Mis en service en juillet 1997, avec un an de retard sur le calendrier initial en raison de l’obstruction menée par la Ville de Puteaux, la deuxième ligne de tramway d’Ile-de-France était très différente de la première. Si elle avait pour points communs le même matériel roulant et sa fonction de rocade, elle se distinguait par son tracé alors exclusivement sur une emprise ferroviaire adaptée et dédiée à ce seul usage, avec une vitesse de pointe de 70 km/h et une moyenne de 30 km/h.
Prolongée en voirie, comme un tramway plus classique, en 2009 d’Issy-les-Moulineaux à la porte de Versailles et en 2012 de La Défense à Bezons, cette ligne de 17,9 km transporte plus de 200 000 voyageurs par jour. A bientôt 30 ans, T2 a désormais besoin d’investissements de renouvellement de l’infrastructure sur la section La Défense – Issy-les-Moulineaux, de rénovation du matériel roulant parvenu à mi-vie et d’améliorations sur son exploitation, qui présente toujours des fragilités, pas seulement sur les sections en voirie.

Ces derniers jours, la ligne a été complètement rétablie jusqu’à la porte de Versailles, après la modification de ce terminus : l’objectif d’une meilleure régularité et d’une capacité maximale a entraîné le recul de la station, qui était pourtant située au plus près de l’accès au métro et de la station du T3, pour en faire le tiroir d’arrière-gare. Les voyageurs doivent donc parcourir environ 130 mètres de plus.

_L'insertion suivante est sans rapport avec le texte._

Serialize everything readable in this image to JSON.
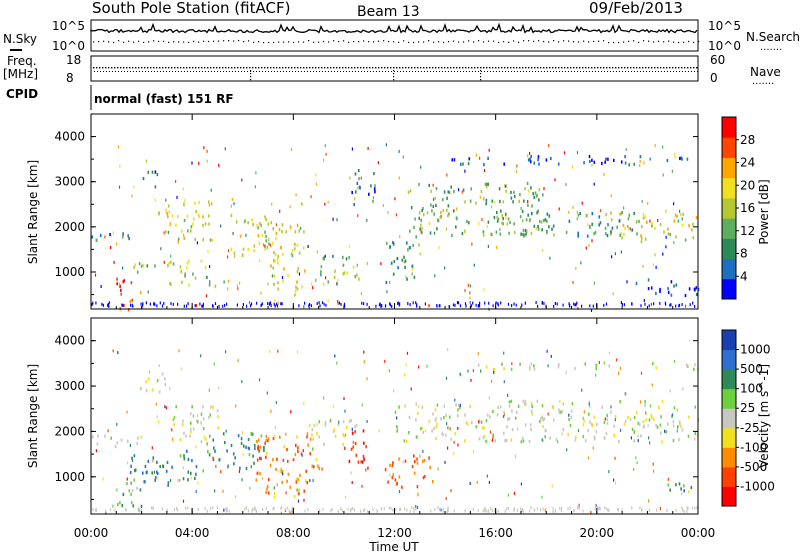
{
  "header": {
    "station": "South Pole Station (fitACF)",
    "beam": "Beam 13",
    "date": "09/Feb/2013"
  },
  "left_labels": {
    "nsky": "N.Sky",
    "freq": "Freq.",
    "mhz": "[MHz]",
    "cpid": "CPID"
  },
  "right_labels": {
    "nsearch": "N.Search",
    "nave": "Nave",
    "dots": "......."
  },
  "noise_axis": {
    "top": "10^5",
    "bottom": "10^0"
  },
  "freq_axis": {
    "top": "18",
    "bottom": "8"
  },
  "nave_axis": {
    "top": "60",
    "bottom": "0"
  },
  "cpid_text": "normal (fast) 151 RF",
  "colors": {
    "power": [
      "#0000ff",
      "#1e6fc0",
      "#2e8b57",
      "#5fae5f",
      "#b5c830",
      "#f0e020",
      "#ffa500",
      "#ff4500",
      "#ff0000"
    ],
    "velocity": [
      "#1a3fb0",
      "#2f6fcf",
      "#2e8b57",
      "#6ccf3c",
      "#c8c8c0",
      "#f0e020",
      "#ff8c00",
      "#ff4000",
      "#ff0000"
    ]
  },
  "chart_data": [
    {
      "type": "heatmap",
      "name": "power",
      "ylabel": "Slant Range [km]",
      "xlabel": "",
      "x_ticks": [
        "00:00",
        "04:00",
        "08:00",
        "12:00",
        "16:00",
        "20:00",
        "00:00"
      ],
      "y_ticks": [
        "1000",
        "2000",
        "3000",
        "4000"
      ],
      "xlim": [
        0,
        24
      ],
      "ylim": [
        180,
        4500
      ],
      "colorbar": {
        "label": "Power [dB]",
        "ticks": [
          "4",
          "8",
          "12",
          "16",
          "20",
          "24",
          "28"
        ],
        "range": [
          0,
          30
        ]
      },
      "regions": [
        {
          "t": [
            0.0,
            1.8
          ],
          "r": [
            1700,
            1950
          ],
          "level": 0.25
        },
        {
          "t": [
            1.0,
            2.0
          ],
          "r": [
            200,
            900
          ],
          "level": 0.9
        },
        {
          "t": [
            1.2,
            2.6
          ],
          "r": [
            1000,
            1300
          ],
          "level": 0.45
        },
        {
          "t": [
            2.0,
            2.8
          ],
          "r": [
            2900,
            3300
          ],
          "level": 0.2
        },
        {
          "t": [
            2.5,
            4.8
          ],
          "r": [
            1700,
            2600
          ],
          "level": 0.55
        },
        {
          "t": [
            3.0,
            5.0
          ],
          "r": [
            700,
            1300
          ],
          "level": 0.5
        },
        {
          "t": [
            5.5,
            7.5
          ],
          "r": [
            1400,
            2300
          ],
          "level": 0.55
        },
        {
          "t": [
            7.0,
            8.5
          ],
          "r": [
            600,
            2100
          ],
          "level": 0.6
        },
        {
          "t": [
            9.0,
            10.6
          ],
          "r": [
            700,
            1400
          ],
          "level": 0.45
        },
        {
          "t": [
            10.2,
            11.2
          ],
          "r": [
            2500,
            3300
          ],
          "level": 0.25
        },
        {
          "t": [
            11.5,
            13.0
          ],
          "r": [
            800,
            1700
          ],
          "level": 0.3
        },
        {
          "t": [
            12.5,
            18.0
          ],
          "r": [
            1800,
            3000
          ],
          "level": 0.4
        },
        {
          "t": [
            16.0,
            21.5
          ],
          "r": [
            1800,
            2350
          ],
          "level": 0.3
        },
        {
          "t": [
            20.5,
            24.0
          ],
          "r": [
            1700,
            2400
          ],
          "level": 0.55
        },
        {
          "t": [
            14.0,
            24.0
          ],
          "r": [
            3400,
            3600
          ],
          "level": 0.1
        },
        {
          "t": [
            21.5,
            24.0
          ],
          "r": [
            500,
            900
          ],
          "level": 0.15
        }
      ]
    },
    {
      "type": "heatmap",
      "name": "velocity",
      "ylabel": "Slant Range [km]",
      "xlabel": "Time UT",
      "x_ticks": [
        "00:00",
        "04:00",
        "08:00",
        "12:00",
        "16:00",
        "20:00",
        "00:00"
      ],
      "y_ticks": [
        "1000",
        "2000",
        "3000",
        "4000"
      ],
      "xlim": [
        0,
        24
      ],
      "ylim": [
        180,
        4500
      ],
      "colorbar": {
        "label": "Velocity [m s^-1]",
        "ticks": [
          "1000",
          "500",
          "100",
          "25",
          "-25",
          "-100",
          "-500",
          "-1000"
        ],
        "range": [
          -1000,
          1000
        ]
      },
      "regions": [
        {
          "t": [
            0.0,
            2.0
          ],
          "r": [
            1700,
            2000
          ],
          "level": 0.5
        },
        {
          "t": [
            1.0,
            2.0
          ],
          "r": [
            200,
            900
          ],
          "level": 0.62
        },
        {
          "t": [
            2.0,
            3.0
          ],
          "r": [
            2900,
            3400
          ],
          "level": 0.5
        },
        {
          "t": [
            1.5,
            4.5
          ],
          "r": [
            900,
            1600
          ],
          "level": 0.75
        },
        {
          "t": [
            3.0,
            5.0
          ],
          "r": [
            1800,
            2600
          ],
          "level": 0.5
        },
        {
          "t": [
            4.5,
            7.0
          ],
          "r": [
            1200,
            2000
          ],
          "level": 0.72
        },
        {
          "t": [
            6.5,
            9.0
          ],
          "r": [
            600,
            2000
          ],
          "level": 0.25
        },
        {
          "t": [
            8.5,
            10.5
          ],
          "r": [
            1600,
            2300
          ],
          "level": 0.5
        },
        {
          "t": [
            10.0,
            11.0
          ],
          "r": [
            1200,
            2100
          ],
          "level": 0.15
        },
        {
          "t": [
            11.5,
            13.5
          ],
          "r": [
            800,
            1500
          ],
          "level": 0.2
        },
        {
          "t": [
            12.0,
            24.0
          ],
          "r": [
            1800,
            2700
          ],
          "level": 0.5
        },
        {
          "t": [
            15.0,
            24.0
          ],
          "r": [
            3400,
            3550
          ],
          "level": 0.5
        },
        {
          "t": [
            22.0,
            24.0
          ],
          "r": [
            700,
            900
          ],
          "level": 0.72
        }
      ]
    }
  ]
}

Un mal pour un bien ?
Le T2 francilien peut être considéré comme le pionnier de ce que Quai numéro 2 qualifie de tramways express, pour les différencier des trams-trains, ce qui justifie de lui consacrer un dossier particulier de dans notre étude consacrée à cette solution qui pourrait connaître plusieurs développements en France.
16 Commentaires sur “Ile-de-France : T2, 30 ans de succès”
labrigue
Effectivement, à certains endroits les voies ressemblent davantage à une petite ligne rurale abandonnée qu’à une ligne fondamentale voyant passer du materiel toutes les 3 minutes. Une bonne rénovation s’impose, idem pour les trams qui même s’ils ont plutot bien résisté à 20 ans d’utilisation plus qu’intensive, méritent un bon coup de frais (à part le terminus qui vient d’être refait, je n’ai pas souvenir de travaux particuliers depuis 8 ans que j’utilise quotidiennement la ligne)
Avec des rames UM2, à une fréquence aussi élevée et quand même bondées, on touche du doigt les limites de la solution tram.On va bien « rigoler » l’année prochaine avec l’arrivée de la ligne 15 au pont de Sèvres, quand bon nombre de voyageurs viendront s’entasser dans les rames déja saturées du T2 pour poursuivre leur trajet (quel dommage que la première phase du gpx ne soit pas allée jusqu’à St Cloud pour la correspondance avec le groupe II).
Station4
Pour les petites lignes rurales abandonnées, non quand même, l’état est bien pire. Au reste, la question de la rénovation de la voie et de la plateforme reste tributaire du règlement définitif (ce qui ne semble toujours pas le cas depuis 30 ans) de la domanialité puisque la section « ferroviaire » l’est justement toujours (au sens domaine public ferroviaire). Quant au matériel roulant, il va bien falloir y passer, mais les déboires successifs des rénovations des MI79, des MI84 et des MI2N de la RATP n’incite peut-être pas à s’aventurer dans cette direction…
Joris
l’IDF n’est pas la seule à avoir des Citadis, d’autres rames ont déjà été rénovées (par exemple à Lyon et Strasbourg). Ça peut être fait en interne, par le constructeur ou par un autre industriel, priori ça posera moins de problèmes que sur les matériels RER spécifiques et de conception plus ancienne.
Bernard G
Bonjour,
Cette saturation montre les limites du système tramway SUR UN AXE UNIQUE,
et peut être aussi qu’une périphérie groupant presque 10 millions d’habitants a besoin de quelques centaines de kilomètres de tramway supplémentaires, le « chaînon manquant » entre les RER / Transiliens d’un côté et les bus (même BHNS) de l’autre ?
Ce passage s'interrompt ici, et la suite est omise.